Last Updated on November 6, 2022 by BVN

Story by Breanna Reeves | Photos by Aryana Noroozi

Registrar of Voters across the state have begun processing and counting mail-in and early voting ballots as they gear up for the midterm election on November 8.

While voters may spend minutes marking their ballots, the task of processing and verifying ballots takes a bit longer. The San Bernardino County Registrar of Voters invited members of the media to observe the journey of a ballot once residents cast it. 

There are five essential steps that a ballot goes through after it is submitted to the Registrar of Voters: sorting, signature verification, ballot extraction, counting (and adjudication) and tabulation.

Each step has several security measures to maintain the integrity of election ballots, such as having only trained staff at each station, keycard access-only rooms, large windows for observer viewing and a two-person rule.

With approximately 1.1 million registered voters across San Bernardino County, the facility began verifying ballots on November 1 in anticipation of the millions of ballots that are set to come in over the next week.

Sorting

Once a ballot is submitted in the sealed envelope and signed, the ballots are sent through a sorting machine that electronically scans the envelopes to capture barcodes and signatures.

“It’s a sealed envelope at this point with the ballot inside, hopefully. These envelopes are just fed through the machine [and] the machine sorts it, but through the sorting process, it captures the image of that barcode and the signature,” Stephenie Shea, Interim Assistant, San Bernardino County Registrar of Voters, explained.

Left: A staff member places sealed ballot envelopes in a high speed electronic sorting machine that will capture the barcodes and signatures. Right: A staff member gathers the envelopes that were run through the electronic sorting machine in order to capture the barcodes and signatures on each ballot. (Aryana Noroozi, Black Voice News Newsroom / CatchLight Local, November 2, 2022)

“Basically, the ballot envelopes have a unique barcode on them as well as the voter signature on them. And this is the sorting machine which basically captures that barcode and the voter signature, and that’s where it goes next to signature verification for the group to compare those signatures.”

Signature verification

Once the ballot envelopes are scanned and uploaded, they move to a signature verification process where staff at computers examine and verify the signatures on the envelopes. Staff are trained to look for two points of verification in the signatures, such as specific characteristics of the signature and compare the ballot signature to what the Registrar of Voters has on file. If staff are unable to verify signatures, voters will receive a letter from the department requesting a signature to verify their ballot.

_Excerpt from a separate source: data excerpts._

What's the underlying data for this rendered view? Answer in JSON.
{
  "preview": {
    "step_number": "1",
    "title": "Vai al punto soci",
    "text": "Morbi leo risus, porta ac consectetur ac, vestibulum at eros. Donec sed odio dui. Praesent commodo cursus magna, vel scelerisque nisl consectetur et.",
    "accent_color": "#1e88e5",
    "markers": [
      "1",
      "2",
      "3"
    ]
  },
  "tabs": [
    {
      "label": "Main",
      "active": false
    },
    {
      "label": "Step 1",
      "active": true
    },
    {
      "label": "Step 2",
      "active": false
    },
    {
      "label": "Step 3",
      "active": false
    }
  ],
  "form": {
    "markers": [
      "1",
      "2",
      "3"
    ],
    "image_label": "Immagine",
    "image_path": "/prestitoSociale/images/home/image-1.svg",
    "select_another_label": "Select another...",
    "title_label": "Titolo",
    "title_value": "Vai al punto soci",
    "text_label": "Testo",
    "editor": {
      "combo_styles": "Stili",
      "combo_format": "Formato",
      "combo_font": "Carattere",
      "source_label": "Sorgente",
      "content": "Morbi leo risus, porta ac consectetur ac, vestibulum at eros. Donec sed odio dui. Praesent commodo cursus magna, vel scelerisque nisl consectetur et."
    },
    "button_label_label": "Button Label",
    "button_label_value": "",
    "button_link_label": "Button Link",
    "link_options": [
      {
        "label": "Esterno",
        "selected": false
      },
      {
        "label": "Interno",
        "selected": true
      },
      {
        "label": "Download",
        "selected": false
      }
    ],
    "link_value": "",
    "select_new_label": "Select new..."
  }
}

Staff verify ballot signatures of San Bernardino County voters using protocol to identify and compare two points of verification of signatures.  (Aryana Noroozi, Black Voice News Newsroom / CatchLight Local, November 2, 2022)

Ballot extraction

After signatures are verified, the ballots move on to ballot extraction. During the extraction process, more than a dozen workers are tasked with removing ballots from envelopes and organizing them into boxes that are categorized by “pocket numbers” which are associated with the precincts that correspond to the ballots.

Left: A staff member examines a ballot as part of the ballot extraction process.  During the extraction process, over a dozen workers are tasked with removing ballots from envelopes and organizing them into boxes that are categorized by “pocket numbers” which correlate to the precincts that correspond to the ballots. Right: A staff member prepares to place a ballot into a “pocket number” box. In the extraction process, workers remove ballots and organize them by precincts that correspond to the ballots.  (Aryana Noroozi, Black Voice News Newsroom / CatchLight Local, November 2, 2022)

At this point, the three-card ballots are separated from the signed envelopes, making them anonymous as they are prepared to be scanned. The pocket number boxes are stacked on metal racks and are then moved to the counting room.

Counting

Pocket boxes are stacked on racks while three-person teams in blue vests scan the ballots in the counting room, using high-speed counting machines to scan the ballots. During this process, trained staff prepare the ballots by making them as flat as possible in order to be fed into the machine and scanned into the system. 

“This room is by approved access only, so no one can just walk in here and do this. The staff members that are in here, the ones that are wearing vests, they’re the only ones that are on the machines counting,” Melissa Eickman, Media Specialist, San Bernardino County Registrar of Voters, said.

Left: Staff members collaborate in three-person teams in the counting room. Only the trained staff, who wear blue vests, are allowed in the room where the ballots are counted. Right: Staff members  prepare the ballots to be counted by ensuring they are as flat as possible to be fed into the high-speed counting machine.  (Aryana Noroozi, Black Voice News Newsroom / CatchLight Local, November 2, 2022)

“You might see some other people without the vest that are working with them. Those would be our leads that are going to be helping if they have any issues or [they] have any questions if the machine is not sure if the ballot made the count.”

After ballots are scanned into the system, the server determines if a ballot needs to be reviewed by a supervisor, also known as being adjudicated.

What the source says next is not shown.